Related: How Do You Become Successful? Simply Put, You Do Whatever It Takes
3. Remove Excuses
So, let’s say you're trying to build the healthy habit of exercising every day, and you put it on your list of morning to-dos.
“It's not just the choice that you make in the morning, it's one that you make at night, too,” Welter says. “It's going to be hard to wake up if you chose to go to bed at four o'clock in the morning.”
Create a nighttime routine to help you wind down in time to get a solid eight hours of sleep, lay out your clothes the night before — whatever you can do to help your future self stick to your new healthy habit.
The same goes for meditation. If work emails start pouring in at 7 a.m., plan to get up at 6:45 a.m. so you can meditate before the daily grind starts.
4. Use Momentum
“We are creatures who like success, and even small successes can create momentum,” Welter says.
When people tell her they don’t have time to go to the gym every day, she asks them to commit to 20 minutes, three times a week (the minimum, she says, to get those endorphins flowing). The mental clarity and physical transformation that they get from that small commitment fuels them to do more.
"Building that healthy habit becomes something that makes them feel better, and they want to do it every day,” she explains.
5. Bring In Recruits
“One of the best things I ever did was set up the most intense [group fitness] class that I taught every week on Saturday morning,” Welter says. “On the days that I may not have felt like I wanted to get out of bed for myself, I would get up and do my very best because I knew I had a group of people who were there for me.”
Magdalena Cvetkovic, a Spartan Pro athlete based in Hong Kong, can relate.
“I hate time trials because they are so painful, but I just make myself stick to them and do them with a friend rather than alone,” she says.
Even if you don't have a committed workout buddy, you can enlist an accountability partner.

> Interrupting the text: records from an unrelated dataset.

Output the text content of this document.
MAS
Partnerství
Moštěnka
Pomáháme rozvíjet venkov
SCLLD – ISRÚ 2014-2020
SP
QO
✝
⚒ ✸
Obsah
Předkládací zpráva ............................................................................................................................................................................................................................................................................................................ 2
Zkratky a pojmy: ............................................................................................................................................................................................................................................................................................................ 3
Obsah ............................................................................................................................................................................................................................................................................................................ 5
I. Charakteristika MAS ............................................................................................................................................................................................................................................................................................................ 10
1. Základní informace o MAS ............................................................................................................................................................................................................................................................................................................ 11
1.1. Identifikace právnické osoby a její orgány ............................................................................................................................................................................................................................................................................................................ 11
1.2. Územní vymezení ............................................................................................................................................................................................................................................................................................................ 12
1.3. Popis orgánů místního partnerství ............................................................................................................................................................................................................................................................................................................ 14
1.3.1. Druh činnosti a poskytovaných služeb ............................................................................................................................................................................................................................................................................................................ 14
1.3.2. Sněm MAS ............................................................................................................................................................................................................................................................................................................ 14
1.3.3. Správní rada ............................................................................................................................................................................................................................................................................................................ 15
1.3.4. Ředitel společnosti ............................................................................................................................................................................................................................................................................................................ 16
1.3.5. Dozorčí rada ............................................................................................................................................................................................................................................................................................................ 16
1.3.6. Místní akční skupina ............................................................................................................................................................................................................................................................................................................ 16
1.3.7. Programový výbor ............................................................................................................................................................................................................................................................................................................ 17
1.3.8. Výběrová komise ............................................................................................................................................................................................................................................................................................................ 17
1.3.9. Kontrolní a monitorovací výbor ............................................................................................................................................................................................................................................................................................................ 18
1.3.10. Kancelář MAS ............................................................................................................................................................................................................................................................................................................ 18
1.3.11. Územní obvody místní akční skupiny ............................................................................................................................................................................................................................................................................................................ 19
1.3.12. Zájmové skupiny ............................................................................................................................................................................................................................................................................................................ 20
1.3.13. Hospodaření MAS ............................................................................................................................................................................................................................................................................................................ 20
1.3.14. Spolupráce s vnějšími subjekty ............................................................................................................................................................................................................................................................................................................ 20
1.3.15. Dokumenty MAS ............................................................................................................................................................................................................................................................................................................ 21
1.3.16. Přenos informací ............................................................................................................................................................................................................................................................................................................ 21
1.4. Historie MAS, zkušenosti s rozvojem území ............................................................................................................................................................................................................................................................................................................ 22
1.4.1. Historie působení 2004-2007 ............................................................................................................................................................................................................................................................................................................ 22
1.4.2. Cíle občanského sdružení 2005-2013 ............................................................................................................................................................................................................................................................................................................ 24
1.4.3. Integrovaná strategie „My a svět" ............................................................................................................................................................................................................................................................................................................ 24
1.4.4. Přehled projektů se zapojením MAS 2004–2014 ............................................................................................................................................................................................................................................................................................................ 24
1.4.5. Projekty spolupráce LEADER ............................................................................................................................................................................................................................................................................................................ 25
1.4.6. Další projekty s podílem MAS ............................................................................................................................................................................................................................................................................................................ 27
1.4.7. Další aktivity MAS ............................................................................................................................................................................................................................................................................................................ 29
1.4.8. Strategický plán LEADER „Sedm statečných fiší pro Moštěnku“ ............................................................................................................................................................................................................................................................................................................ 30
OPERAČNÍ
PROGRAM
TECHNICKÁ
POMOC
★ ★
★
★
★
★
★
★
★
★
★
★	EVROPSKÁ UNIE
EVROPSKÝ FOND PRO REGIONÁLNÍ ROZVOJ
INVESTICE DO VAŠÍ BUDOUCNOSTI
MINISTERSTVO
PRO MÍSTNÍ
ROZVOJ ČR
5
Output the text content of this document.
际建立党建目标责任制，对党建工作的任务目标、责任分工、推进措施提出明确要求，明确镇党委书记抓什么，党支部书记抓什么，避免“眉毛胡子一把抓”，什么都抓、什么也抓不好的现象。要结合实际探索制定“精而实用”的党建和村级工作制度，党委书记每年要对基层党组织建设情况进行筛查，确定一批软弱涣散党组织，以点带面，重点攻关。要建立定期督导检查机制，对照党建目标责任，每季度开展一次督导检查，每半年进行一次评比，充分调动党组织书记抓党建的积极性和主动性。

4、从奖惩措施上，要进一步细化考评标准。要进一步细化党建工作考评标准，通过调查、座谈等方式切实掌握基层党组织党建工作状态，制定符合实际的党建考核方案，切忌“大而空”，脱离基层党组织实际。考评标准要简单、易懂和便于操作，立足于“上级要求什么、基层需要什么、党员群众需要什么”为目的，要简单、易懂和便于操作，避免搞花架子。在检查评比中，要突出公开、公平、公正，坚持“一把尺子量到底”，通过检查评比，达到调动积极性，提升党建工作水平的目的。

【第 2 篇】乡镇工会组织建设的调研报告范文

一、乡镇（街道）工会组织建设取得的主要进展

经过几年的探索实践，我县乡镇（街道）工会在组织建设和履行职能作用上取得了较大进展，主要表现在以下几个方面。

Maybe it’s a friend that lives across the country — or world — that you text when you complete a fitness hurdle. Even telling your significant other the night before, "Hey, I'm planning to get up tomorrow. Can you hold me to it?" can help.
6. Say It Out Loud
“Saying things out loud makes them intentional, and that’s powerful,” Welter says.
Whether it's whispering it to yourself in your car, calling a family member to tell them about it, or screaming it from the rooftop, vocalize your healthy habit out into the Universe.
7. If You Fail, Recover Fast
Welter says that many people look at discipline like a balance beam — they’re either on, or off. But the problem with that logic is that eventually all of us will fail. The key, she says, is avoiding what she calls “the rabbit hole of nothing.”
Let’s say your new healthy habit is avoiding added sugar. You might eat a single cookie and end up feeling like a cheater, and just go ahead and eat five more cookies.
Related: 5 Reasons Why Failure Is Good for You
“If you need to have a cookie, then have a cookie and go have a better workout,” Welter says.
If you missed your morning walk, try to get it in after work, or go twice as far tomorrow.
Essentially, a slip-up is recoverable. When life gets in the way, it doesn't make you a horrible person, because that’s what self-discipline is all about.
“It’s not just a one day, two day, all-or-nothing thing,” says Welter. “A healthy habit is a part of your being, it's a part of who you are.”